For my very first (real) post, I would like to talk about something awesome: rape apologism!
The inspiration to discuss this comes from this post by Amanda Hess, which is pretty great. I really have no complaints about the post itself insofar as it does exactly what it sets out to do: counter victim-blaming by carefully deconstructing the ways in which the “flash your cash around in a bad neighborhood, get robbed” analogy is terrible. I am all in favor of this approach, generally. It’s an important part of anti-rape activism.
But, you will notice that this post contains many words, far more than it would take me to simply say, “Amanda Hess wrote this post and it’s pretty great.” I kind of do have some criticism, is what I’m saying. Not with the actual content of the post, but with what these types of posts tend not to contain: an attempt to challenge the very problematic concept of “responsibility” which underlies all of these victim-blaming analogies. If only I had my own blog in which to discuss the things that I feel other bloggers are not addressing to my satisfaction!
So here’s an example of the sort of statement I routinely see go unchallenged:
You’re not to blame for being raped simply because you did X, but you need to accept responsibility for engaging in such high-risk behavior. [Insert COMPLETELY SUCKY analogy here.]
More often than not, we actually let this stand. We start arguing about why a woman’s body is not actually like a stack of twenty-dollar bills you carelessly left hanging out of your pocket (and, I mean, why does this require explanation, why), when what we should be doing is pointing out the ways in which this is a completely nonsensical thing to say.
In all fairness, this argument is a slippery little fucker. Annoyingly, it exploits our cultural fetish for the concept of personal responsibility, but more importantly, it hinges on an obfuscation of the meaning of the word “responsibility” and is difficult to respond to without engaging in a logical fallacy. After all, blame always implies responsibility, but responsibility does not always imply blame.

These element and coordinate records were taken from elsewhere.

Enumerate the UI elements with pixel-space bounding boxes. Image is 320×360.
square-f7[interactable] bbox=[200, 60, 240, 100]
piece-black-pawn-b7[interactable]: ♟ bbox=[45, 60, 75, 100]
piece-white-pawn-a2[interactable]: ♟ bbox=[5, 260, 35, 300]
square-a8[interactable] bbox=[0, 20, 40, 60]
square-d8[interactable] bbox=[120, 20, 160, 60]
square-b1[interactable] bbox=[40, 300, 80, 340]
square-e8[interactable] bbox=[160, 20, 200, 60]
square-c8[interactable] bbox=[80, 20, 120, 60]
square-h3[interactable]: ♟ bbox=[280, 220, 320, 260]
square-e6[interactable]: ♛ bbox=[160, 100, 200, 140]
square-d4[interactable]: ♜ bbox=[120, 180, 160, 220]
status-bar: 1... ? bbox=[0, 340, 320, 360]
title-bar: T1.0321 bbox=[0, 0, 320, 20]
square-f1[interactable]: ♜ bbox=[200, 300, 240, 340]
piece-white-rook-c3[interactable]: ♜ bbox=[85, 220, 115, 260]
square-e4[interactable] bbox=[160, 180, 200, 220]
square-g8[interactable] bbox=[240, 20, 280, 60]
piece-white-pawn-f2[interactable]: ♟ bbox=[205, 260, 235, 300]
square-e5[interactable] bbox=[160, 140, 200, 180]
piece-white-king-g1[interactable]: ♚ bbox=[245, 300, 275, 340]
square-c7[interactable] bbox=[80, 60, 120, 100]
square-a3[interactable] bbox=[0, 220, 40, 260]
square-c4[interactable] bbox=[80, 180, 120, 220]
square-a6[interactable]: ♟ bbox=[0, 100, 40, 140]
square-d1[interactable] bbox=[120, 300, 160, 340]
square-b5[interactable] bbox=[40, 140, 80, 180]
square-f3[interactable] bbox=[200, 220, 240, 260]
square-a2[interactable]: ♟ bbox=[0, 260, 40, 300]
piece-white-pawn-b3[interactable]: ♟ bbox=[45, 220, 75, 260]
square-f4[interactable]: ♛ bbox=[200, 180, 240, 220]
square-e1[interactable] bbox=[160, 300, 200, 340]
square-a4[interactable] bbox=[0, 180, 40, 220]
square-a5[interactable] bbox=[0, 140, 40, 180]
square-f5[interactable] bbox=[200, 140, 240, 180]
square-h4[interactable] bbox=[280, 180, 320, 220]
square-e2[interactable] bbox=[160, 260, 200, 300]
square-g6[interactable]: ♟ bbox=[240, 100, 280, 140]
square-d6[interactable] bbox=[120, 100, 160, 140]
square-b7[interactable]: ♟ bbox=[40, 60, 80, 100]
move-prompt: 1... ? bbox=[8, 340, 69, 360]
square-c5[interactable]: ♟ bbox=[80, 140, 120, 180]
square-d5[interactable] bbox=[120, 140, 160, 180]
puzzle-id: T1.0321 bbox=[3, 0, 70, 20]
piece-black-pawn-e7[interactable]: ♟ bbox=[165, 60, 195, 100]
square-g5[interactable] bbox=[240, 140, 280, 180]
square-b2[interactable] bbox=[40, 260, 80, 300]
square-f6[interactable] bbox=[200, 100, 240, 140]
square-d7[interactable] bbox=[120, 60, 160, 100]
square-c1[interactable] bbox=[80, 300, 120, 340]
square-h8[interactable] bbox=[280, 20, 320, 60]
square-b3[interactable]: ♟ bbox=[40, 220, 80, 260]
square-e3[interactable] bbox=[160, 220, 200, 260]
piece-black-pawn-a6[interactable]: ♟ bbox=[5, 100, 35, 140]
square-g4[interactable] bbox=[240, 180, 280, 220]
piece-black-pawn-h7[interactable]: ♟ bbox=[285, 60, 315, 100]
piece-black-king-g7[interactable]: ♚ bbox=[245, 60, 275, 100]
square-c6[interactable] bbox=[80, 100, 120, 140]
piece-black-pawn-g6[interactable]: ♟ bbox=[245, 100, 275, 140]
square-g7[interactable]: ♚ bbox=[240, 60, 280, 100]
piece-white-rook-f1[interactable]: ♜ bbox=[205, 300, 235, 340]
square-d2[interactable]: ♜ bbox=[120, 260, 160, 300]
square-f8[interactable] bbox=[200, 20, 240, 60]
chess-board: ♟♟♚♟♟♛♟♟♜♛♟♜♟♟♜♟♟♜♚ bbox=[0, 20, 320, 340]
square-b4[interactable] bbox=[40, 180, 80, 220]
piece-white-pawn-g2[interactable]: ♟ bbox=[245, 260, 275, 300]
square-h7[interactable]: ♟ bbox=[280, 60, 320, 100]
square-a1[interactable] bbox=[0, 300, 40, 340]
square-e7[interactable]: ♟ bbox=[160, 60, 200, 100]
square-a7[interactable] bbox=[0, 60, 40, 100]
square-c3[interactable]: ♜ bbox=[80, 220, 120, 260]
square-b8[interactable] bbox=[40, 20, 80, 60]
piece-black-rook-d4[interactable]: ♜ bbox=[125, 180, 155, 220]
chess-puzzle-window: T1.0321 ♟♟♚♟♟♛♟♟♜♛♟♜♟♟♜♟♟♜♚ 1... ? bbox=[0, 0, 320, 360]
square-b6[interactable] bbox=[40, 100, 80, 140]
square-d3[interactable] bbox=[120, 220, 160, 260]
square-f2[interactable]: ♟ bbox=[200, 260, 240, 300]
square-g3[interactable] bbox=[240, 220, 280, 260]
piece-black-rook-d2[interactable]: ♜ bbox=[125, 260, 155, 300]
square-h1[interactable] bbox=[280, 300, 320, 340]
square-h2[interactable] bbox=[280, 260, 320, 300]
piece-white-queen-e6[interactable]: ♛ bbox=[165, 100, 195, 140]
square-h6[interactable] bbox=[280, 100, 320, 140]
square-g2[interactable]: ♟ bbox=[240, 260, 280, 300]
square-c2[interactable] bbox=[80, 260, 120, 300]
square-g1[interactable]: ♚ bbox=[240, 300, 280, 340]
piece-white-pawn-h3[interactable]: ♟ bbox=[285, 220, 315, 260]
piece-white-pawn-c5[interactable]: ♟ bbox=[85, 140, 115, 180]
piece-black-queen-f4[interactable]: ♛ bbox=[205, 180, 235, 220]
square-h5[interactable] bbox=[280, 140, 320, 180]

Success, in this case, lies in arguing that it is not functionally possible to separate the concepts of blame and responsibility when discussing a negative outcome. In that context, they’re synonymous; it’s just that responsibility does not imply blame when the outcome is positive. To say, “You’re responsible for the company reporting record profits, but you’re not to blame” sounds odd, but is not logically inconsistent. Compare that with the following: “You’re not to blame for the fact that you smoked four packs a day and now have cancer. But you are responsible for it.” We recognize that this sounds suspiciously like hair-splitting because we’re not twisting ourselves into semantic pretzels to deny that we believe, as a society, that smokers who get cancer are in fact to blame for their condition.
This all probably seems quite obvious. But I see people tripped up by it all the time.
I’d also argue that the wording of the statement itself is a tacit acknowledgment of the fact that it serves as cover for rape apologism, because it’s intentionally imprecise. It’s quite rare to hear: “You need to accept responsibility for the consequences that resulted from your high-risk behavior.” That’s a bit too bald and difficult to deny the implications of. (First rule of victim blaming: make sure no one realizes you’re actually blaming the victim!) The preferred way to phrase it is: “You need to accept responsibility for your high-risk behavior.”
Which, okay, sure. I accept responsibility for wearing a short skirt. I made that decision entirely of my own free will, of sound mind and body, etc. We’ve now concluded that I am responsible for my clothing choices: well done! In the interest of full disclosure, I’m also responsible for those horrid acid-washed jeans that I thought were the shit in 8th grade, and for wearing navy blue with black on occasion. I am all for personal responsibility!
…oh I see now. What rape apologists actually want is to make me responsible for the assumed consequences of my clothing choices. I almost didn’t realize that, because of the way the sentence was constructed! This is all very clever!
Posts like Amanda’s tend to focus on how the concept of rape as a consequence for certain actions—all actions which fall neatly under the umbrella of “being around men while female”—is flawed, and that is important, so I don’t at all intend to seem dismissive of that sort of analysis. But I think it’s important not to cede rape apologists even the tiniest bit of ground. Back them into a corner. Force them to admit that they are, in fact, blaming victims for their own rapes. The more intellectually honest among them might even admit that they’re doing exactly that, because, see, twenty-dollar bills and bad neighborhoods and blah blah burble blah, at which point it’s time to deconstruct analogies. But first things first. Imprecise language is a cover; don’t let it stand.
Force it to sit in the naughty chair.